Séance n° 1, jeudi 9 novembre 2023, 18h-20h, Amphi A – Tertre : « L’engagement des Européens en Croatie et Bosnie »
Invités :
- – Anne Madelain (historienne, MCF, INALCO), auteure de l’ouvrage L’expérience française des Balkans 1989-1999
- – Patrick Le Corre (grand témoin des mobilisations de la société civile nantaise en faveur de la paix en Bosnie)
Rappel de la présentation du séminaire :
Ce séminaire pluridisciplinaire visera en 5 séances à explorer l’engagement des Européens, depuis la fin de la guerre froide, dans des interventions multiples et multiformes de rétablissement de la paix ou de maintien de la paix (peace making / peace keeping), sur des théâtres variés – européens (Balkans) ou non (essentiellement Afrique et Moyen-Orient). Par Européens, nous entendons à la fois l’Union Européenne (UE), mais aussi les puissances européennes qui purent intervenir militairement seules (Rwanda pour la France, Sierra Leone pour le Royaume-Uni) ou en coalition, essentiellement via l’OTAN (Bosnie, Kosovo).
Il s’agira de s’interroger sur les raisons qui poussèrent les Européens à mettre l’idée de gestion de crise et de maintien de la paix au cœur de leur doctrine stratégique, à en faire le point nodal des efforts d’intégration européenne en matière de défense (avec l’émergence de la PESD, politique européenne de sécurité et de défense, devenue ensuite, PSDC, politique de sécurité et de défense commune), et enfin, à s’engager, sous bannière européenne, dans toute une série d’interventions militaires ou civilo-militaires suite à l’impulsion donnée par l’accord franco-britannique de Saint-Malo en 1998. Même si l’ampleur de ces interventions resta toujours modeste, l’ambition était de faire de l’UE un security provider (à l’inverse de la situation qui avait prévalu pendant toute la guerre froide) et ce retournement s’accompagnait d’un discours de légitimation présentant l’UE comme particulièrement apte à réussir ses missions de peace keeping – d’abord par la nature même du projet de construction européenne fondée sur l’idée de réconciliation, mais aussi par la variété des instruments d’intervention et d’influence que l’UE serait capable de mettre en œuvre au service de la paix sur un théâtre d’intervention donné (instruments militaires, mais aussi civilo-militaires, économiques, normatifs).

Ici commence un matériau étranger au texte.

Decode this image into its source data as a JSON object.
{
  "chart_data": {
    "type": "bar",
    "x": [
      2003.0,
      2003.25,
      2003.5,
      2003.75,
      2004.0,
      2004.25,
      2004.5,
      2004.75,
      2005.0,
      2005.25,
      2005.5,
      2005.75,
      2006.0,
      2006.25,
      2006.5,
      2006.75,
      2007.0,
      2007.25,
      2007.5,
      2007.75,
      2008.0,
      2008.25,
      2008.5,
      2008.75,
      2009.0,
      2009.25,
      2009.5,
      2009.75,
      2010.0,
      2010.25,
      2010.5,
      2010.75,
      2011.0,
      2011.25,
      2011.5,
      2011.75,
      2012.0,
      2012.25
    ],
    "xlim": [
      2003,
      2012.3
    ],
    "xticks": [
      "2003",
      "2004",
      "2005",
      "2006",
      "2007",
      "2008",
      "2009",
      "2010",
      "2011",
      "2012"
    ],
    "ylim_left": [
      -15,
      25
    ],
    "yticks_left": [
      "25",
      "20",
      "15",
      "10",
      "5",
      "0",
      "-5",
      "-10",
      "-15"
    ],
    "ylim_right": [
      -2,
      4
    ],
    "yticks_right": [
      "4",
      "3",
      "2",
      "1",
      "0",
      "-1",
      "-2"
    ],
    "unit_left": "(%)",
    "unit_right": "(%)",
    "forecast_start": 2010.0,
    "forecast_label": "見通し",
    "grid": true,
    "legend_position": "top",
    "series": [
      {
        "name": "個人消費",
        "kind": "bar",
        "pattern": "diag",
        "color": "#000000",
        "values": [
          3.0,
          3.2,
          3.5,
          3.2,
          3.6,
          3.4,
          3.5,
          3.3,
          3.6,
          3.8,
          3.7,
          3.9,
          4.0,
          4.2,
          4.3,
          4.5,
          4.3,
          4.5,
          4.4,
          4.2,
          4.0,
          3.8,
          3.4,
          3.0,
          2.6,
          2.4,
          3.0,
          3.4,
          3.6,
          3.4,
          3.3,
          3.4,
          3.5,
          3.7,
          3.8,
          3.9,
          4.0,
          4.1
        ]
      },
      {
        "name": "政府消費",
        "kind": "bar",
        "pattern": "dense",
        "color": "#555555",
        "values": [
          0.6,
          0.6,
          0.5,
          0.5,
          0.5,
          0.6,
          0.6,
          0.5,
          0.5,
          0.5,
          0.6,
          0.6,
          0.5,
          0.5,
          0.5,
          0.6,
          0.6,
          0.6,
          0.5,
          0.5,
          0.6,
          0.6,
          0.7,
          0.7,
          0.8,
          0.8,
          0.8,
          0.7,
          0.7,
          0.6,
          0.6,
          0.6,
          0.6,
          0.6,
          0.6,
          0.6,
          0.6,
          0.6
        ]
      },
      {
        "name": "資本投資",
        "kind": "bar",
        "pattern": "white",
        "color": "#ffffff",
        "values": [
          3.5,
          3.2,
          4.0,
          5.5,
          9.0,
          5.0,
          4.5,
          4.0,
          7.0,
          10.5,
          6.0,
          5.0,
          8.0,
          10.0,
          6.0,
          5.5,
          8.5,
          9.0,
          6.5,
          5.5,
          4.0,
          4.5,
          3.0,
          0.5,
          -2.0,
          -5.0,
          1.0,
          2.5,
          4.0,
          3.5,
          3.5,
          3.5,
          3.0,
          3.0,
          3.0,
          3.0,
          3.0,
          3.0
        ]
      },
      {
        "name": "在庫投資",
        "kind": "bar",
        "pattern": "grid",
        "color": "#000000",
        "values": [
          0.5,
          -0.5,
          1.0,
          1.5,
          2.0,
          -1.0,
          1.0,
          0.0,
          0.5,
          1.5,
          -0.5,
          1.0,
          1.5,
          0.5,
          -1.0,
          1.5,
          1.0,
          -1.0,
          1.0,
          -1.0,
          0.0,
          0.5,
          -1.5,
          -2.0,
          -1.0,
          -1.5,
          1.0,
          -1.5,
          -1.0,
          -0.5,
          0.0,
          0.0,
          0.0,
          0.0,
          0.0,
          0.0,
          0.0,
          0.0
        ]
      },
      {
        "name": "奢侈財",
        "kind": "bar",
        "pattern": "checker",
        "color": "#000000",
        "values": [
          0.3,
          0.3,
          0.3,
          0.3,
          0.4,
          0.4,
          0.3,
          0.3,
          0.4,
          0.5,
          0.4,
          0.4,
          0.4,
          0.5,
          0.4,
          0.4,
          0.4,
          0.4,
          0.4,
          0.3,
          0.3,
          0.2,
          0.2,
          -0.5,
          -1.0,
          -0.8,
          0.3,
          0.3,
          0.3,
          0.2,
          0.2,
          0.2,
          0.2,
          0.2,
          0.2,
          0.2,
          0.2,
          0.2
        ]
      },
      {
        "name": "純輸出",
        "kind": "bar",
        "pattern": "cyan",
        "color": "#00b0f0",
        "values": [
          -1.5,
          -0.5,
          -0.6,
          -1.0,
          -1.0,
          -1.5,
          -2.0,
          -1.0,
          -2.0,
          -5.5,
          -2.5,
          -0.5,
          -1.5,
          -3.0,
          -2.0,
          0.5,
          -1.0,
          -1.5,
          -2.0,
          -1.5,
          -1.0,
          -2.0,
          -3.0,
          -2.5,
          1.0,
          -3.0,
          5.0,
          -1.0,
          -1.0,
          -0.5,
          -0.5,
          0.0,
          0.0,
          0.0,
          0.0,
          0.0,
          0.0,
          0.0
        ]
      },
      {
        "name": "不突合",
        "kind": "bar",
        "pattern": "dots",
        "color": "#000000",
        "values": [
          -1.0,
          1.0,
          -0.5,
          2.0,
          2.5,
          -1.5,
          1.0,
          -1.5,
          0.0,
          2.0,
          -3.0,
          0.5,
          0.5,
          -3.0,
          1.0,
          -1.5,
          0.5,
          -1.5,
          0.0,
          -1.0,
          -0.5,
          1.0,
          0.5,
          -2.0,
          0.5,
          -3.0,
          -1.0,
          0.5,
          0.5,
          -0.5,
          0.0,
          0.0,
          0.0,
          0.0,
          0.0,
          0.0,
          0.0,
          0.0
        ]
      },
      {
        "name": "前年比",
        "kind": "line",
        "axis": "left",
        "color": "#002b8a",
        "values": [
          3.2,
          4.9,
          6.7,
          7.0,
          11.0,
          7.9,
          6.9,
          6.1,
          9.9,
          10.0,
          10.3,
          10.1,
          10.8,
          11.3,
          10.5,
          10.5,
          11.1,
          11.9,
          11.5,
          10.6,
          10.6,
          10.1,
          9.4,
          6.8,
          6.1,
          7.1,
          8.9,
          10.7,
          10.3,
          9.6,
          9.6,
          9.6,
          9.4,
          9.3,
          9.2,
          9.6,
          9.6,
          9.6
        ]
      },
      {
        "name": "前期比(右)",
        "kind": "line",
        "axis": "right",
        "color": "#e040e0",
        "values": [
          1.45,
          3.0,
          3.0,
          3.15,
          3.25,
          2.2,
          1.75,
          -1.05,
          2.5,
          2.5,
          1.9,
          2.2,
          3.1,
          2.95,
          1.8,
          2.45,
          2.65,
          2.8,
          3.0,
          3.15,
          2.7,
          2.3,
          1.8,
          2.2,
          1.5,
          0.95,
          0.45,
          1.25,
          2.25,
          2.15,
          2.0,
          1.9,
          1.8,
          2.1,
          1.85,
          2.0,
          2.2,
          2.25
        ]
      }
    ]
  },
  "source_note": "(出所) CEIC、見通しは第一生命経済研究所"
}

Il conviendra également de mettre au jour tout l’arrière-plan idéologique, le mode de pensée politico-stratégique qui a accordé une place centrale à ce type de missions militaires pour l’Europe : quel rôle jouèrent les héritages postcoloniaux des grands États-membres anciennement puissances impériales – à commencer par la France et le Royaume-Uni ? quel lien avec la thématique de la « fin de l’Histoire » (F. Fukuyama) et l’idée d’une Europe post- moderne ou post-westphalienne, dont un des rôles au plan international serait de pacifier les zones de non-droit en voie de régression (Robert F. Cooper) ? dès lors, y aurait-il lieu d’établir une continuité, dans la longue durée, entre ces opérations européennes de maintien de la paix et le thème de la « pacification » des sociétés africaines à l’occasion de la colonisation (un argument fondamental ayant servi à justifier la colonisation) ?
Il s’agira enfin d’examiner les débats politiques et l’évolution des opinions publiques à la fois européennes et africaines sur le rôle de l’Europe dans les situations de conflits : les Européens et/ou l’UE ont-ils été perçus réellement comme des agents de maintien de la paix ou au contraire les interventions ont-elles été finalement ressenties comme des facteurs aggravants des conflits ? Quel bilan général peut-on dresser de cette première quinzaine d’années post-guerre froide où le peace keeping sembla devenir, en particulier pour l’Europe, la vocation ultime de l’emploi de la force au plan international ?
Chaque séance, ouverte au public, s’articule autour de deux intervenants, l’un universitaire (auteur d’une publication récente sur la question), l’autre praticien ou grand témoin, autour de telle ou telle étude de cas.